Françoise Mesnard

EluFrancoiseMenardDu serment d’Hippocrate au Conseil régional

 

A une vocation de médecin, Françoise Mesnard en a ajouté une autre – complémentaire – celle de militante politique. Les deux se marient bien et font de cette médecin picto-charentaise une infatigable militante aux cotés des populations qu’elle a à coeur de défendre.

 

Au Conseil régional de Poitou- Charentes, Madame la vice-présidente en charge de la commission “éducation, formation, enseignement supérieur” reste un peu la médecin du travail qu’elle est en dehors de ses activités politiques. Une vocation donc. Françoise Mesnard, c’est une énergie tendue vers un objectif : faire travailler ensemble élus, monde de l’entreprise pour favoriser la santé au travail. Et en effet, à St-Jean d’Angély ou à Poitiers, à son cabinet de médecin du travail ou dans ses fonctions de vice-présidente, Françoise Mesnard a à coeur de défendre ce combat, son combat : celui pour l’égalité devant l’accès aux soins de ses concitoyens. Car le combat politique, électoral notamment, est un peu la conséquence de son engagement de médecin. Consciente de l’inégalité des professions devant la santé, c’est d’abord à cette réalité que Françoise Mesnard entend répondre. Dans ce combat, elle rencontre, dès 2004, une oreille plus qu’attentive chez Ségolène Royal. De là nait une relation de confiance réciproque et un compagnonnage politique fécond.

Par exemple, lorsqu’elle s’engage avec la Région pour la mise en place d’un registre régional des cancers, quand elle travaille à la mise en place d’un projet “EVEREST”, évaluation et veille des risques dans les petites entreprises par un réseau de santé au travail ou d’autres projets, Françoise Mesnard a le légitime sentiment de contribuer à faire avancer un combat juste. En outre, le Conseil régional de Poitou-Charentes a multiplié les actions pour favoriser l’implantation de jeunes médecins dans les zones rurales.

 

Agir concrètement

 

Sa prise de conscience sur les inégalités, sur les injustices, s’est donc largement faite au travers de son expérience de médecin. Sa volonté de changement, d’action, va passer par son engagement d’élue. Mais il serait vain d’imaginer Françoise Mesnard comme une élue indifférente à la vie quotidienne du territoire sur lequel elle vit. Au contraire. Son lien avec St-Jean-d’Angély, avec le

Val de Saintonge, recouvrant l’ancienne province de la Saintonge, est indéfectible. Elle y consacre temps et énergie et trace pour ses concitoyens des perspectives collectives locales. Car Françoise Mesnard ne manque jamais de défendre et promouvoir son territoire d’élection, là où elle vit, contribuant à l’appui de réalisations, notamment dans le domaine de l’agriculture biologique. Au fil de son blog, on trouve d’ailleurs trace des actions entreprises par le Conseil régional dans le Val de Saintonge.
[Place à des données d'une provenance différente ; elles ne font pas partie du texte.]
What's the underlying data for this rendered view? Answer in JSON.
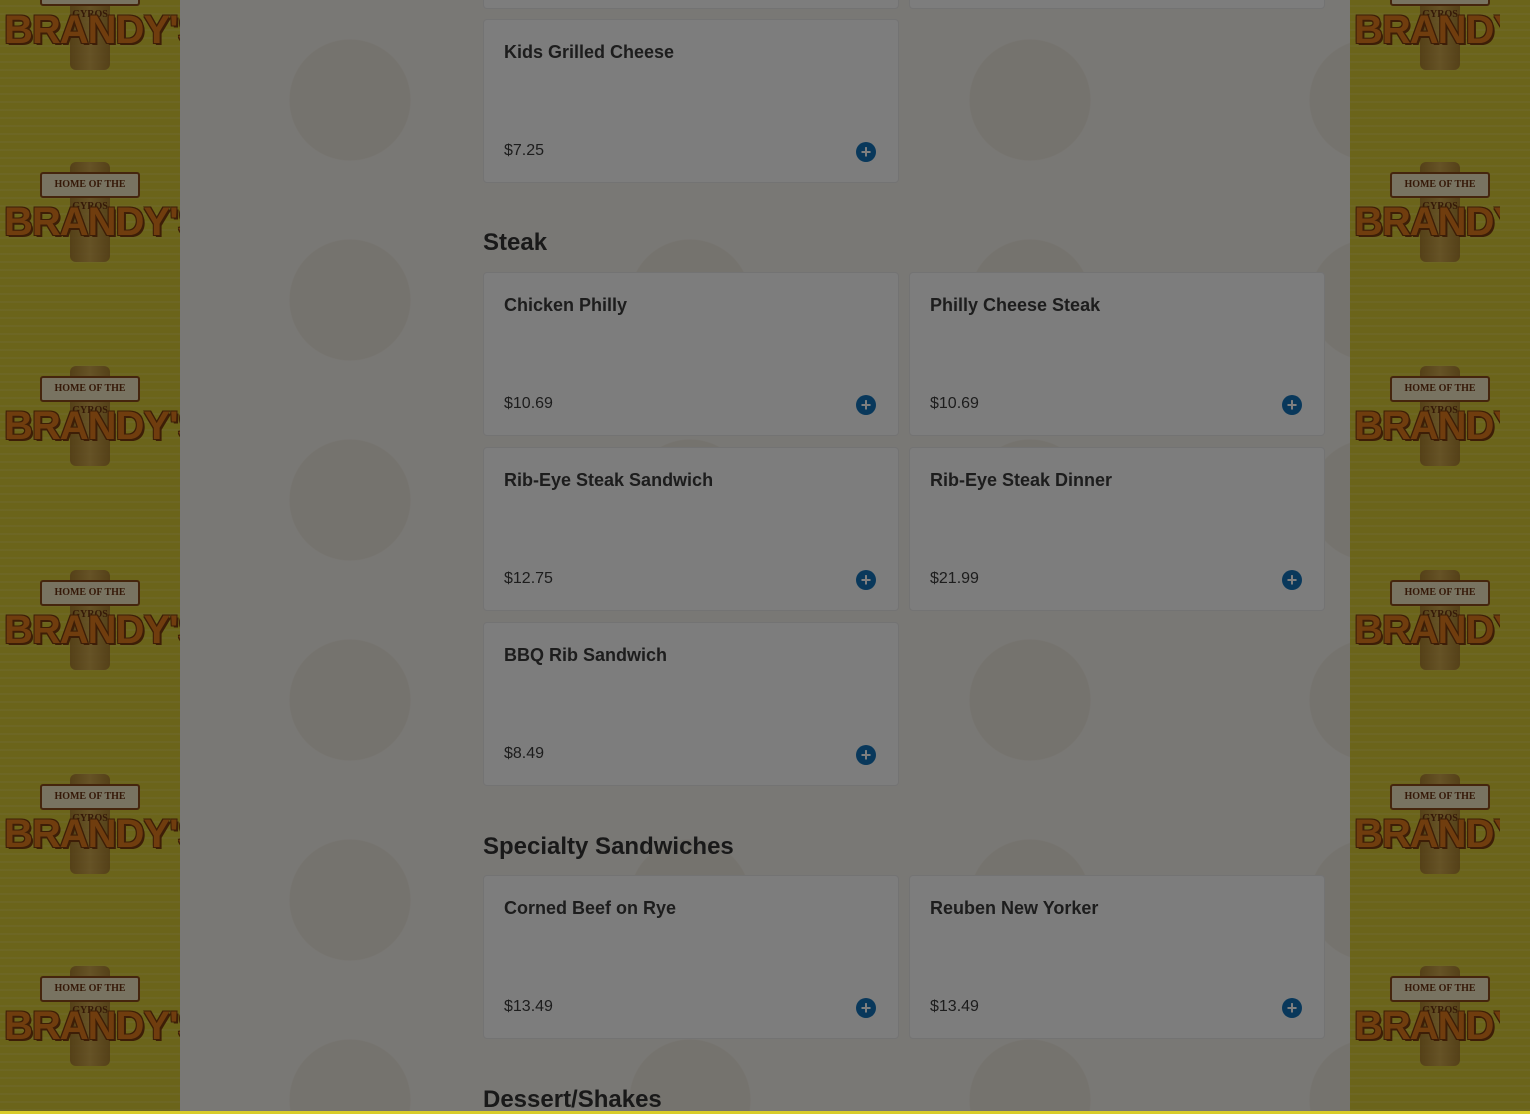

Adhérente depuis 1997 au PS, elle est très investie au Nouveau Parti socialiste, le courant que fondent Vincent Peillon, Arnaud Montebourg et Julien Dray en 2002. Puis, elle se rapproche de Ségolène Royal, dont elle soutient la démarche en 2007. Elle a, auparavant, été élue adjointe au maire de St-Jeand’Angély, sa commune, en 1995, alors qu’elle n’a pas encore sa carte au PS. Ses convictions la portent depuis toujours à gauche, sa volonté d’agir concrètement la poussent très rapidement vers le parti réformiste, le parti de gouvernement qu’est le Parti socialiste. Elle a le sens du travail d’équipe. D’elle, Mickaël Vallet, le tout nouveau premier secrétaire fédéral du PS de Charente-Maritime dit : « C’est une pure avec les mains dans le cambouis. Elle a la dose nécessaire d’idéalisme associée à une volonté permanente de réalisations concrètes ». Idéal et action concrète, de quoi tisser le fil rouge de l’action de Françoise Mesnard.